The shock was so stunning that she wanted to gasp her lungs full of air. But it would be water. She was almost paralyzed immediately, but her hands were trying to seek her daughter down in the airless current under the ice. Something powerful smashed against her hip and pressed her down; it was the panicked mare thrashing in the water.
Then something tugged down on her arm. She grabbed; it was a piece of cloth. Fanny’s dress. She held onto it with numbing fingers. The current was tugging at the weight in it.
Mrs. Clark opened her eyes to gray murkiness, to vague, large, moving shapes. She groped with her free hand for the surface. She could not tell which direction was up or which was down. She wanted to take the fatal inhalation. But she couldn’t. If she gave up, Fanny would die.
I didn’t expect the whole thing to end this way, she thought: Things shouldn’t end when they’re just starting …
W
ILLIAM HEARD THEIR OUTCRIES AND THE WHINNYING OF
the mare, and as he turned to look back he heard the sudden wails of the Negroes.
He saw the horse floundering, surrounded by breaking ice and churning water; he caught a glimpse of color disappearing into the water; his mother’s cloak. He turned to run back to the place but slipped and fell on his side. “Pa!” he was yelling as he scrambled back on his feet. “Hurry!” He was closest to the mishap, but a hundred yards or more from it, and he knew that mere seconds in the water and under the ice would mean the end of his mother and sister. An awful sense of helplessness filled his breast even as he ran; he seemed to be moving with a dreamlike slowness and, as in a dream, could not seem to make himself move faster.
Only the horse’s head and neck were out of the water. William threw himself forward when he was ten feet away, and sledded and crawled forward on his belly to the edge of the broken ice. He saw a swirl of cloth a few inches under the water and grabbed for it. He pulled. The weight pulled him. The current was strong. He tried to press the front of his body against the ice for traction, to hold the weighted garment until his father or someone could arrive, but it pulled and he was sliding. He would have to let go, or be pulled into the water.
He held on. If he let go now, he knew, his mother would be carried under the ice and that would be all. Fanny, he presumed, was already lost. He sobbed and held to the cloak, and finally, when he could hold himself in check no longer and slid over the broken edge into the water, he grabbed the horse’s bridle with his free hand.
The beast fought frantically against this new weight that was pulling it down. The water churned. William kept his head above water and gasped from the shock of the cold.

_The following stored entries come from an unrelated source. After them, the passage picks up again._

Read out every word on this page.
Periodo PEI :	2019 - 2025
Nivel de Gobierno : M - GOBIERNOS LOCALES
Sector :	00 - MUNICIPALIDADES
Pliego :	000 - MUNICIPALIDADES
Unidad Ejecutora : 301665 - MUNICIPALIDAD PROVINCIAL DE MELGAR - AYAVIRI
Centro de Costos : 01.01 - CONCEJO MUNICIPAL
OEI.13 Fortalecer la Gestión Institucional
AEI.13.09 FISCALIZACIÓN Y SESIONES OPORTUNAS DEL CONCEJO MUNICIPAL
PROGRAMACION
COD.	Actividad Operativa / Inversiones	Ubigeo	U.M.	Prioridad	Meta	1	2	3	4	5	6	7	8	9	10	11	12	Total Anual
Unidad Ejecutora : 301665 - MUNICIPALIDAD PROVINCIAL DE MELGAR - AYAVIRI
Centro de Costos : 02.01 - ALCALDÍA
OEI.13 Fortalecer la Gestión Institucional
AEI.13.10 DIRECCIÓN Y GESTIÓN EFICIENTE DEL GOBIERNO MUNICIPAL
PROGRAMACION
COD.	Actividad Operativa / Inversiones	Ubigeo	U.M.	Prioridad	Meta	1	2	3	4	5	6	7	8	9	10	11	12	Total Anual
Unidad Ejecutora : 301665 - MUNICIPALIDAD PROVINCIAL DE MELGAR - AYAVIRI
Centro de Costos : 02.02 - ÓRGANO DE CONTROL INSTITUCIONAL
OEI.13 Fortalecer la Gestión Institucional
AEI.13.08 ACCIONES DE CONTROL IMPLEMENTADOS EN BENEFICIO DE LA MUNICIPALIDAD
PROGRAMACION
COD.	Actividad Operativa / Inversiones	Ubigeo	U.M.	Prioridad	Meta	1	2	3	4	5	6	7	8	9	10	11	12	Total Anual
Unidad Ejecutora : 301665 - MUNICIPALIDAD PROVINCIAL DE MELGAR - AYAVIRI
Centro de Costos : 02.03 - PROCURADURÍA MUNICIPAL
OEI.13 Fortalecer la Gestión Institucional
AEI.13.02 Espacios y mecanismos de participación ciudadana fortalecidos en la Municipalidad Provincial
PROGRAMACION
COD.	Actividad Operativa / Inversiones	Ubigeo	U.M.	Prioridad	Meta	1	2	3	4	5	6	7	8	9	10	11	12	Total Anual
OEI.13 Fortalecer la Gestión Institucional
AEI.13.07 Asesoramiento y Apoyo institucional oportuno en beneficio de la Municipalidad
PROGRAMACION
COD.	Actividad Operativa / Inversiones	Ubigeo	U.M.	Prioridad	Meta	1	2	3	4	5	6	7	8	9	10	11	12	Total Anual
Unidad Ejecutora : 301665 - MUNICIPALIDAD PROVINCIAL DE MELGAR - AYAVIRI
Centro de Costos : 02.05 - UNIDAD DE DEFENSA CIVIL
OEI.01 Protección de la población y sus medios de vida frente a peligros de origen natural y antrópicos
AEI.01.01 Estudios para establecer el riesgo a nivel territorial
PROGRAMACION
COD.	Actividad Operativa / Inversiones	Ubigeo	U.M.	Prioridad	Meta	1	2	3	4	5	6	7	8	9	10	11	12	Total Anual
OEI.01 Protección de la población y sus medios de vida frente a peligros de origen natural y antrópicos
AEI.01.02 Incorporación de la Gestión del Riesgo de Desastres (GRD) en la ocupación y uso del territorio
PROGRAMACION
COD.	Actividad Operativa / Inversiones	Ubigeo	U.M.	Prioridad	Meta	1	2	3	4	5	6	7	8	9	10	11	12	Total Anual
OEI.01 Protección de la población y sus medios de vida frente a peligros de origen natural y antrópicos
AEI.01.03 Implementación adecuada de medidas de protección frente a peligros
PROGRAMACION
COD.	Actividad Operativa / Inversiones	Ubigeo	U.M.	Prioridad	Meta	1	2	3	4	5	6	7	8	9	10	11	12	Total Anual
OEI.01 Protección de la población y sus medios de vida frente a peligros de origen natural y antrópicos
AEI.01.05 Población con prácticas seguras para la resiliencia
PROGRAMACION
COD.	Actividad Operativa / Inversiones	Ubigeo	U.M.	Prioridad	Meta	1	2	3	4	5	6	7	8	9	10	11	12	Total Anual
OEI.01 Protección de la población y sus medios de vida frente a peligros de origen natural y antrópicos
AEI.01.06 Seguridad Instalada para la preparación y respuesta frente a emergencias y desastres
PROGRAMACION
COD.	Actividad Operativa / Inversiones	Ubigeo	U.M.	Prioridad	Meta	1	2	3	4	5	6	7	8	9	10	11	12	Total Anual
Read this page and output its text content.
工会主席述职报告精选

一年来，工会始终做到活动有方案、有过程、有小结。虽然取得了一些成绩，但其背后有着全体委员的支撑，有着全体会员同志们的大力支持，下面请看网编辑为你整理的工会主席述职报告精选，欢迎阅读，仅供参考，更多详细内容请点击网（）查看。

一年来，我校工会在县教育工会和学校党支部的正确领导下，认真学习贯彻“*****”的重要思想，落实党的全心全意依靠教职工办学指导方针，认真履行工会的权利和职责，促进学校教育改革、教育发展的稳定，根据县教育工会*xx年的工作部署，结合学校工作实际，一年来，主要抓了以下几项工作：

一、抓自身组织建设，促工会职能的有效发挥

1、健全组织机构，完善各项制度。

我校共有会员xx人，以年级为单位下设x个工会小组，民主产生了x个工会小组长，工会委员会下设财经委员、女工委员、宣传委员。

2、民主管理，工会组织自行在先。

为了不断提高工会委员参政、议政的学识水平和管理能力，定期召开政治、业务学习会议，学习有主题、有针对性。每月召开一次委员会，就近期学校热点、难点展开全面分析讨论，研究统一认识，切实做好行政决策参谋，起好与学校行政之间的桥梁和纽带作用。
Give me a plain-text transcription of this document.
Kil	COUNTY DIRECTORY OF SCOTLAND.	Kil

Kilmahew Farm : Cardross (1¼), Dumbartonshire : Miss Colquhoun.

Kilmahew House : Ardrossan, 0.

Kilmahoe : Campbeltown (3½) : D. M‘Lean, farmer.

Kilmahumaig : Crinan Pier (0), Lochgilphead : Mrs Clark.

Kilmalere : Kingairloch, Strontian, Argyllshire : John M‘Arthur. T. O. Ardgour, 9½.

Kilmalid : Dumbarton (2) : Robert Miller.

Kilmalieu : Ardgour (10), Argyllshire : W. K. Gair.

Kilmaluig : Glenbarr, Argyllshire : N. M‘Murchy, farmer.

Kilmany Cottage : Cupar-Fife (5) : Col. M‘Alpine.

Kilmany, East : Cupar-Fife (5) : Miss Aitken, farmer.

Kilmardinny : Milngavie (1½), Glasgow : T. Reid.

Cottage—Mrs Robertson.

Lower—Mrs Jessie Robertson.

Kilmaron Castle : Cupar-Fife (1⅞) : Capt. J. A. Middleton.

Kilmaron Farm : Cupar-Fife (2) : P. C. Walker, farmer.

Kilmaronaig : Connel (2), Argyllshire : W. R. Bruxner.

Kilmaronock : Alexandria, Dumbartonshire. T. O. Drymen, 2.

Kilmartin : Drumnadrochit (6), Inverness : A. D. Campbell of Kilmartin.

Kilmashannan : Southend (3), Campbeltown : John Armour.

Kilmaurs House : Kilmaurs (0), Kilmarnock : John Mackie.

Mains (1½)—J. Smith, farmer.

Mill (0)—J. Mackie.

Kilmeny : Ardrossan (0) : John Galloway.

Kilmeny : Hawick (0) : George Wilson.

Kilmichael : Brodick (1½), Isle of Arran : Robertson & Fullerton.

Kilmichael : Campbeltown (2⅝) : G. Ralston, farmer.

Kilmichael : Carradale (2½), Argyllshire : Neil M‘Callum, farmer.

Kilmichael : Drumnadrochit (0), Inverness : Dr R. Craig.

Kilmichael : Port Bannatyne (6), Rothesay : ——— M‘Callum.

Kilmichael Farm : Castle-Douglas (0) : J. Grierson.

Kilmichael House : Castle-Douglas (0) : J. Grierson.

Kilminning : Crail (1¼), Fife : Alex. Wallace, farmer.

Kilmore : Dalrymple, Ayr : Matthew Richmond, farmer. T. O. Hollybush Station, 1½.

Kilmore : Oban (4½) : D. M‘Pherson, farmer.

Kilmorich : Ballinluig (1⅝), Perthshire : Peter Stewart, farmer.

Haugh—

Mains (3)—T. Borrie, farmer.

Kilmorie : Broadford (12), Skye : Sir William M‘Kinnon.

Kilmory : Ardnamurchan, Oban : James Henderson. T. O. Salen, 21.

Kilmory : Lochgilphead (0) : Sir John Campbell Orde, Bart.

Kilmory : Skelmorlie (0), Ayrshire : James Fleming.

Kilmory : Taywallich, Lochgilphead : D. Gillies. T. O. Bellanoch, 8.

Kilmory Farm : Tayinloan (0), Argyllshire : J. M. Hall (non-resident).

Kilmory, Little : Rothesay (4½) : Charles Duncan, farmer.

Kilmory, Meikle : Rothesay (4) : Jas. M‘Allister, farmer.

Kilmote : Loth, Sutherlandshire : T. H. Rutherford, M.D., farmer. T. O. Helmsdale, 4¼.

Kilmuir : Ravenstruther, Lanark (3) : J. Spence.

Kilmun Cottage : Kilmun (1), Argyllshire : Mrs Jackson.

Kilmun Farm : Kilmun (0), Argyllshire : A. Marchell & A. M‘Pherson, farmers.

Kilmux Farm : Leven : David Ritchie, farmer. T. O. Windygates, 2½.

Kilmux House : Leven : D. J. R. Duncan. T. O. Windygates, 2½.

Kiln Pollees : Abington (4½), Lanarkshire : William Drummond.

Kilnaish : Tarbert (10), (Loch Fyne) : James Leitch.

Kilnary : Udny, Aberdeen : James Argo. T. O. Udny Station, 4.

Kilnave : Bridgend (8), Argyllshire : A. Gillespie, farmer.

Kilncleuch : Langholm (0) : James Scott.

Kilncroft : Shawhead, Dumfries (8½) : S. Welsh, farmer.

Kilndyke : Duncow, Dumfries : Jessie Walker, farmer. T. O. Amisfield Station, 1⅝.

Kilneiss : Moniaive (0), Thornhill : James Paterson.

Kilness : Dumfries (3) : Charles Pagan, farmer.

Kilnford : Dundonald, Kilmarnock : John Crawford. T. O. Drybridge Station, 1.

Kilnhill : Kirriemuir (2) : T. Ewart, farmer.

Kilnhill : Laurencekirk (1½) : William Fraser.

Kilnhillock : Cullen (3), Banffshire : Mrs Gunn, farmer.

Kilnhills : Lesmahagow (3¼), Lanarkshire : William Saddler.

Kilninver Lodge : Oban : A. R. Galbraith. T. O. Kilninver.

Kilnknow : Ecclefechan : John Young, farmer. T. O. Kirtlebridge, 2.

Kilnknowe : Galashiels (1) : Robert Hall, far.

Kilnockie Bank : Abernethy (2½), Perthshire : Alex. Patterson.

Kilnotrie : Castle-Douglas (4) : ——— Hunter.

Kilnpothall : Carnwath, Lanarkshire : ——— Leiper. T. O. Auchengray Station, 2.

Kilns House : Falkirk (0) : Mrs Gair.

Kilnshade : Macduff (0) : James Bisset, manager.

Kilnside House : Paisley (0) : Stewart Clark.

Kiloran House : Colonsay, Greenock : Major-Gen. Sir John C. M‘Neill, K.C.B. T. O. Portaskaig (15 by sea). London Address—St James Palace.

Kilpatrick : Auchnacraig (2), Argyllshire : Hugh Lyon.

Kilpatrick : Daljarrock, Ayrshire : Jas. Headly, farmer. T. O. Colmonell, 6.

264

Now he could pull. He hauled at the wet cloth, drawing it toward him, lifting. His teeth were chattering and the cold seemed to be sapping all his strength at once, but he kept pulling and lifting, and suddenly his mother’s stricken face appeared above the water beside him; she immediately began drawing for breath with desperate rasping sounds. He released her cloak and cupped his hand behind her neck to keep her head up. She was trying to say something.
“Fanny … Fanny … Here …” She was pulling something and William realized then that she had a grip on Fanny’s clothing.
He guided his mother’s free hand to the horse’s bridle, and she clutched at it. He released her neck then and grabbed for the garment she held. He pulled. He groaned and pulled, vaguely aware of his father’s voice now nearby.